Photo by Kat Kinsman

It's the anti swamp-butt of beverages

Kat Kinsman
May 25, 2018

Summer is gross. Yes, yes, there's fun in the sun and beaches and pools and lakes and various other water-adjacent activities, but that's just a fraction of it. Most of the time you're hunkered indoors around an air conditioner vent (or worse, an almost comically inefficient ceiling fan) wearing the social minimum of fabric and wondering if your lower back and gluteal region is ever going to be dry again. Y'all coffee fetishists can have fun trudging out into the hellswamp for your fancy-ass cold brew concoctions. The rest of us will be inside chilling and sucking down our dreggy coffee fizzes.
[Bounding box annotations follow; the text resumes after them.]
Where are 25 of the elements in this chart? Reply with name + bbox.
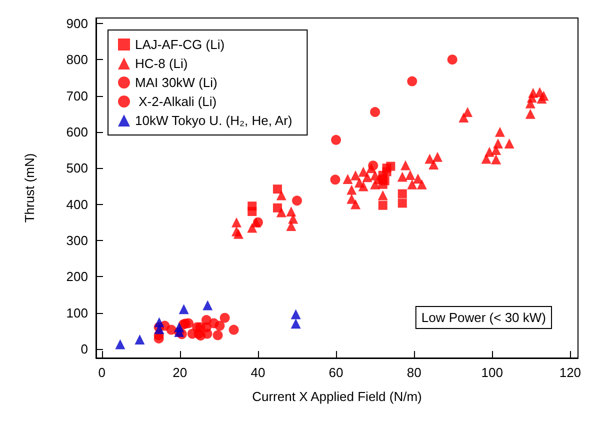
x-tick-label: 0 [98, 365, 106, 380]
x-tick-label: 120 [559, 365, 582, 380]
x-tick-label: 40 [250, 365, 266, 380]
y-tick-label: 100 [66, 305, 88, 320]
legend-label: HC-8 (Li) [135, 56, 188, 71]
y-tick-label: 400 [66, 196, 88, 212]
y-axis-title: Thrust (mN) [22, 153, 37, 223]
legend-label: MAI 30kW (Li) [135, 75, 218, 90]
legend-label: 10kW Tokyo U. (H₂, He, Ar) [135, 113, 292, 128]
x-axis-title: Current X Applied Field (N/m) [252, 389, 422, 404]
y-tick-label: 700 [66, 88, 88, 104]
x-tick-label: 60 [328, 365, 344, 380]
legend-label: X-2-Alkali (Li) [135, 94, 217, 109]
x-tick-label: 20 [172, 365, 188, 380]
y-tick-label: 200 [66, 269, 88, 284]
legend-label: LAJ-AF-CG (Li) [135, 37, 225, 52]
y-tick-label: 0 [80, 341, 88, 356]
x-tick-label: 100 [481, 365, 503, 380]
annotation: Low Power (< 30 kW) [421, 310, 546, 325]
y-tick-label: 600 [66, 124, 88, 140]
x-tick-label: 80 [406, 365, 422, 380]
y-tick-label: 500 [66, 160, 88, 176]
y-tick-label: 900 [66, 16, 88, 31]
y-tick-label: 300 [66, 232, 88, 248]
y-tick-label: 800 [66, 52, 88, 68]
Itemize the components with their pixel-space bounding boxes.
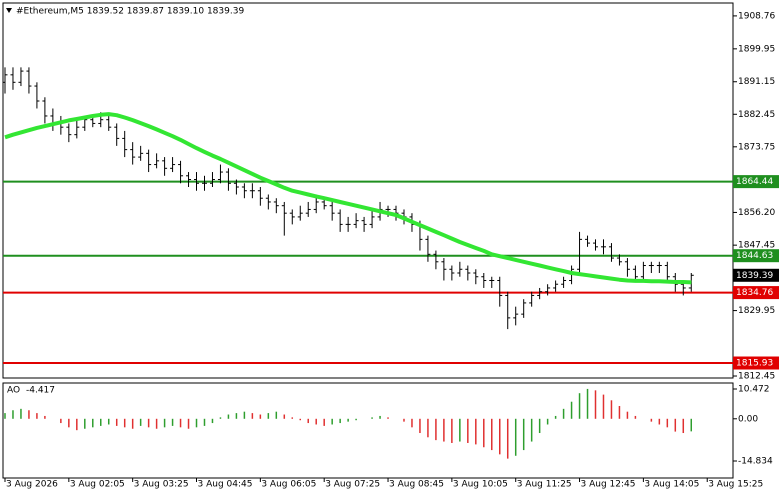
y-tick-label: 1891.15 [738,77,775,87]
y-tick-label: 1856.20 [738,208,775,218]
x-tick-label: 3 Aug 10:05 [453,480,508,489]
level-label-box [733,249,779,263]
last-price-box [733,268,779,282]
x-tick-label: 3 Aug 06:05 [261,480,316,489]
y-tick-label: 1812.45 [738,372,775,382]
x-tick-label: 3 Aug 14:05 [644,480,699,489]
level-label: 1844.63 [736,251,773,261]
main-pane [2,2,734,379]
level-label-box [733,286,779,300]
ao-y-tick-label: 0.00 [738,414,758,424]
x-tick-label: 3 Aug 15:25 [708,480,763,489]
x-tick-label: 3 Aug 12:45 [581,480,636,489]
x-tick-label: 3 Aug 02:05 [70,480,125,489]
level-label: 1815.93 [736,359,773,369]
y-tick-label: 1847.45 [738,241,775,251]
y-tick-label: 1873.75 [738,142,775,152]
x-tick-label: 3 Aug 11:25 [517,480,572,489]
y-tick-label: 1899.95 [738,44,775,54]
level-label: 1834.76 [736,288,773,298]
x-tick-label: 3 Aug 07:25 [325,480,380,489]
indicator-pane [2,382,734,479]
x-tick-label: 3 Aug 2026 [6,480,58,489]
ao-y-tick-label: -14.834 [738,456,773,466]
level-label-box [733,175,779,189]
moving-average [4,112,692,285]
level-label: 1864.44 [736,177,773,187]
symbol-icon [6,8,12,13]
y-tick-label: 1882.45 [738,110,775,120]
x-tick-label: 3 Aug 08:45 [389,480,444,489]
y-tick-label: 1829.95 [738,306,775,316]
indicator-name: AO [7,386,20,396]
last-price-label: 1839.39 [736,271,773,281]
x-tick-label: 3 Aug 03:25 [134,480,189,489]
y-tick-label: 1908.76 [738,11,775,21]
chart-title: #Ethereum,M5 1839.52 1839.87 1839.10 183… [16,7,244,17]
level-label-box [733,356,779,370]
indicator-value: -4.417 [26,386,55,396]
ao-y-tick-label: 10.472 [738,384,770,394]
x-tick-label: 3 Aug 04:45 [198,480,253,489]
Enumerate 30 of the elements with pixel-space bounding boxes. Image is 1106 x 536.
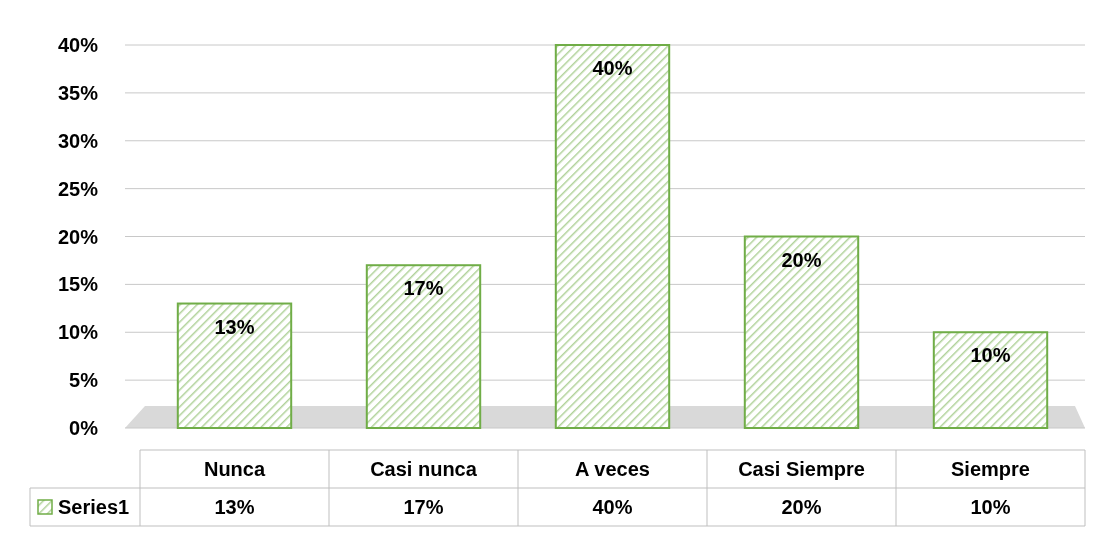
data-label: 13% bbox=[214, 496, 255, 518]
y-tick-label: 10% bbox=[57, 321, 99, 344]
text: 10% bbox=[970, 344, 1011, 367]
bar bbox=[743, 235, 860, 429]
x-tick-label: Casi Siempre bbox=[738, 458, 865, 480]
x-tick-label: Casi nunca bbox=[370, 458, 478, 480]
x-tick-label: Siempre bbox=[951, 458, 1030, 480]
text: 17% bbox=[403, 277, 444, 300]
bar bbox=[176, 302, 293, 429]
bar bbox=[365, 264, 482, 429]
data-label: 20% bbox=[781, 496, 822, 518]
legend-label: Series1 bbox=[58, 496, 130, 518]
text: 20% bbox=[781, 248, 822, 271]
x-tick-label: Nunca bbox=[203, 458, 266, 480]
y-tick-label: 30% bbox=[57, 129, 99, 152]
bar bbox=[932, 331, 1049, 429]
data-label: 40% bbox=[592, 496, 633, 518]
bar bbox=[554, 44, 671, 429]
y-tick-label: 15% bbox=[57, 273, 99, 296]
data-label: 17% bbox=[403, 496, 444, 518]
x-tick-label: A veces bbox=[575, 458, 650, 480]
y-tick-label: 20% bbox=[57, 225, 99, 248]
y-tick-label: 25% bbox=[57, 177, 99, 200]
text: 13% bbox=[214, 315, 255, 338]
text: 40% bbox=[592, 57, 633, 79]
y-tick-label: 35% bbox=[57, 81, 99, 104]
y-tick-label: 0% bbox=[69, 417, 99, 439]
data-label: 10% bbox=[970, 496, 1011, 518]
y-tick-label: 5% bbox=[69, 369, 99, 392]
y-tick-label: 40% bbox=[57, 34, 99, 56]
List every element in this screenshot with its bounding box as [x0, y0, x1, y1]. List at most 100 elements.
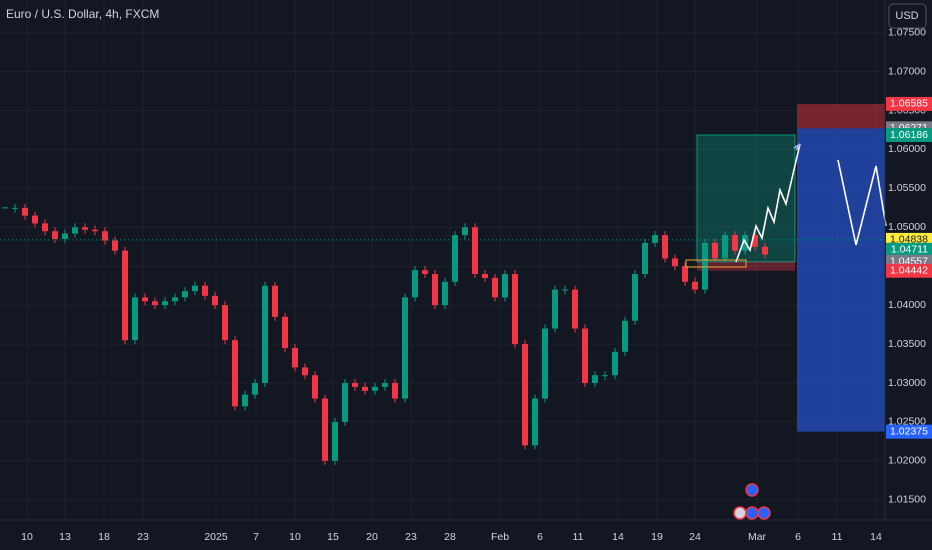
candle-body	[372, 386, 378, 391]
candle-body	[612, 351, 618, 376]
candle-body	[642, 242, 648, 275]
candle-body	[102, 231, 108, 241]
candle-body	[152, 301, 158, 306]
candle-body	[652, 235, 658, 243]
x-tick-label: 23	[405, 531, 417, 543]
candle-body	[562, 289, 568, 291]
x-tick-label: 24	[689, 531, 701, 543]
y-tick-label: 1.07000	[888, 65, 926, 77]
entry-zone	[685, 259, 747, 268]
candle-body	[42, 223, 48, 232]
candle-body	[72, 227, 78, 234]
y-axis: 1.075001.070001.065001.060001.055001.050…	[886, 26, 932, 506]
event-icons	[733, 483, 771, 520]
x-tick-label: 10	[21, 531, 33, 543]
currency-label[interactable]: USD	[895, 10, 918, 22]
candle-body	[462, 227, 468, 236]
x-tick-label: 10	[289, 531, 301, 543]
candle-body	[192, 285, 198, 292]
candle-body	[252, 382, 258, 395]
candle-body	[622, 320, 628, 352]
candle-body	[752, 235, 758, 247]
candle-body	[32, 215, 38, 224]
candle-body	[672, 258, 678, 267]
x-tick-label: 18	[98, 531, 110, 543]
candle-body	[22, 207, 28, 216]
y-tick-label: 1.03000	[888, 377, 926, 389]
price-tag	[886, 263, 932, 278]
candle-body	[132, 297, 138, 341]
price-tag	[886, 424, 932, 439]
candle-body	[262, 285, 268, 383]
candle-body	[432, 274, 438, 306]
candle-body	[232, 340, 238, 407]
candle-body	[182, 291, 188, 298]
y-tick-label: 1.05000	[888, 221, 926, 233]
y-tick-label: 1.07500	[888, 26, 926, 38]
price-tag-label: 1.06585	[890, 98, 928, 110]
candle-body	[142, 297, 148, 302]
candle-body	[532, 398, 538, 446]
x-tick-label: 7	[253, 531, 259, 543]
price-tag-label: 1.04442	[890, 265, 928, 277]
candle-body	[212, 295, 218, 306]
currency-button[interactable]	[888, 3, 927, 29]
candle-body	[172, 297, 178, 302]
candle-body	[632, 274, 638, 321]
price-tag	[886, 127, 932, 142]
x-tick-label: 19	[651, 531, 663, 543]
x-tick-label: 13	[59, 531, 71, 543]
candle-body	[282, 316, 288, 348]
candle-body	[522, 344, 528, 446]
candle-body	[552, 289, 558, 329]
price-tag-label: 1.04711	[891, 244, 928, 256]
candle-body	[582, 328, 588, 383]
x-tick-label: 11	[573, 531, 584, 543]
x-axis: 10 13 18 23 2025 7 10 15 20 23 28 Feb 6 11 14 19 24 Mar 6 1…	[21, 531, 882, 543]
x-tick-label: Mar	[748, 531, 767, 543]
candle-body	[352, 382, 358, 387]
candle-body	[472, 227, 478, 275]
short-target-zone	[797, 128, 885, 432]
candle-body	[392, 382, 398, 399]
candle-body	[112, 240, 118, 251]
candle-body	[222, 305, 228, 341]
short-stop-zone	[797, 103, 885, 129]
projection-arrow	[793, 143, 801, 151]
candle-body	[602, 375, 608, 377]
candle-body	[512, 274, 518, 345]
candle-body	[442, 281, 448, 306]
y-tick-label: 1.05500	[888, 182, 926, 194]
candle-body	[362, 386, 368, 391]
x-tick-label: 2025	[204, 531, 228, 543]
y-tick-label: 1.02000	[888, 455, 926, 467]
candle-body	[502, 274, 508, 298]
candle-body	[92, 229, 98, 232]
candle-body	[762, 246, 768, 255]
candle-body	[82, 227, 88, 230]
candle-body	[12, 207, 18, 209]
candle-body	[322, 398, 328, 461]
candle-body	[412, 270, 418, 298]
candle-body	[662, 235, 668, 259]
price-tag-label: 1.02375	[890, 425, 928, 437]
chart-title: Euro / U.S. Dollar, 4h, FXCM	[6, 7, 159, 21]
candle-body	[292, 347, 298, 368]
x-tick-label: 23	[137, 531, 149, 543]
x-tick-label: 14	[612, 531, 624, 543]
y-tick-label: 1.01500	[888, 494, 926, 506]
candle-body	[202, 285, 208, 296]
y-tick-label: 1.04000	[888, 299, 926, 311]
x-tick-label: Feb	[491, 531, 509, 543]
x-tick-label: 20	[366, 531, 378, 543]
projection-path	[837, 159, 887, 246]
candle-body	[452, 235, 458, 282]
price-tag-label: 1.06186	[890, 129, 928, 141]
x-tick-label: 6	[795, 531, 801, 543]
x-tick-label: 6	[537, 531, 543, 543]
candle-body	[62, 233, 68, 239]
candle-body	[302, 367, 308, 376]
candle-body	[242, 394, 248, 407]
candle-body	[722, 235, 728, 259]
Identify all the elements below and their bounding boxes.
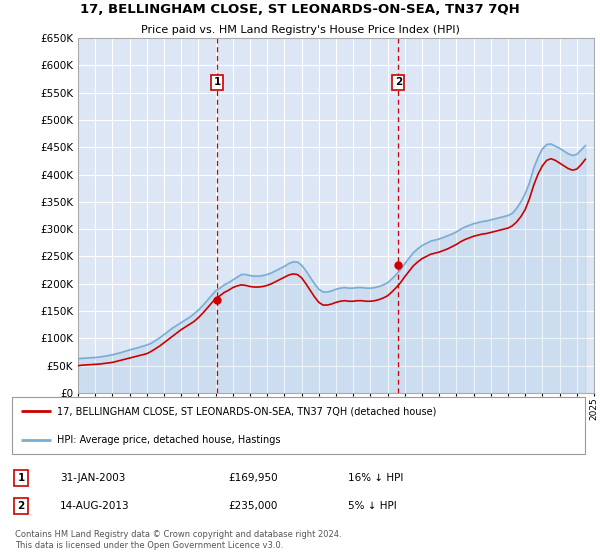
Text: Price paid vs. HM Land Registry's House Price Index (HPI): Price paid vs. HM Land Registry's House … [140,25,460,35]
Text: 17, BELLINGHAM CLOSE, ST LEONARDS-ON-SEA, TN37 7QH: 17, BELLINGHAM CLOSE, ST LEONARDS-ON-SEA… [80,3,520,16]
Text: 2: 2 [17,501,25,511]
Text: £235,000: £235,000 [228,501,277,511]
Text: HPI: Average price, detached house, Hastings: HPI: Average price, detached house, Hast… [57,435,281,445]
Text: 16% ↓ HPI: 16% ↓ HPI [348,473,403,483]
Text: 17, BELLINGHAM CLOSE, ST LEONARDS-ON-SEA, TN37 7QH (detached house): 17, BELLINGHAM CLOSE, ST LEONARDS-ON-SEA… [57,406,436,416]
Text: 1: 1 [17,473,25,483]
Text: 14-AUG-2013: 14-AUG-2013 [60,501,130,511]
Text: 1: 1 [214,77,221,87]
Text: 5% ↓ HPI: 5% ↓ HPI [348,501,397,511]
Text: Contains HM Land Registry data © Crown copyright and database right 2024.
This d: Contains HM Land Registry data © Crown c… [15,530,341,550]
Text: 31-JAN-2003: 31-JAN-2003 [60,473,125,483]
Text: £169,950: £169,950 [228,473,278,483]
Text: 2: 2 [395,77,402,87]
FancyBboxPatch shape [12,397,585,454]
A few years back, coffee heads everywhere went nutso for coffee tonics, which are a meld of cold brew coffee and, shockingly enough, tonic. They're great! All bubbly, tangy, and chill. What I'm talking about is way lazier, nearly as delightful, and takes little to no forethought—just a small amount of willpower to leave the last cup or two of coffee in the pot from the morning. (Pro dirtbag tip: Pour leftover cold coffee into a lidded jar or pitcher over the course of a couple days and keep it in the fridge, or even better, freeze it. This is not the time for preciousness.)

Ready? Put some ice in a tall glass, and if that is crushed or pebble ice, that's even better but by no means imperative. Pour the leftover coffee from the morning in there, about halfway to two-thirds of the way up, then top that with seltzer an inch or so short of the top, because it fizzes up in an unexpected and delightful way. Squeeze in some lemon if you happen to have one on hand, and sip away like the sweat-free, cooly-caffeinated genius that you are. And sure, if you want to put your favorite dairy or nutmilk (a.k.a. milk made of lies but whatever gets you through the day) in there, it is your prerogative as a free American human, but leave out the lemon because curdled milk coffee fizz is really gross.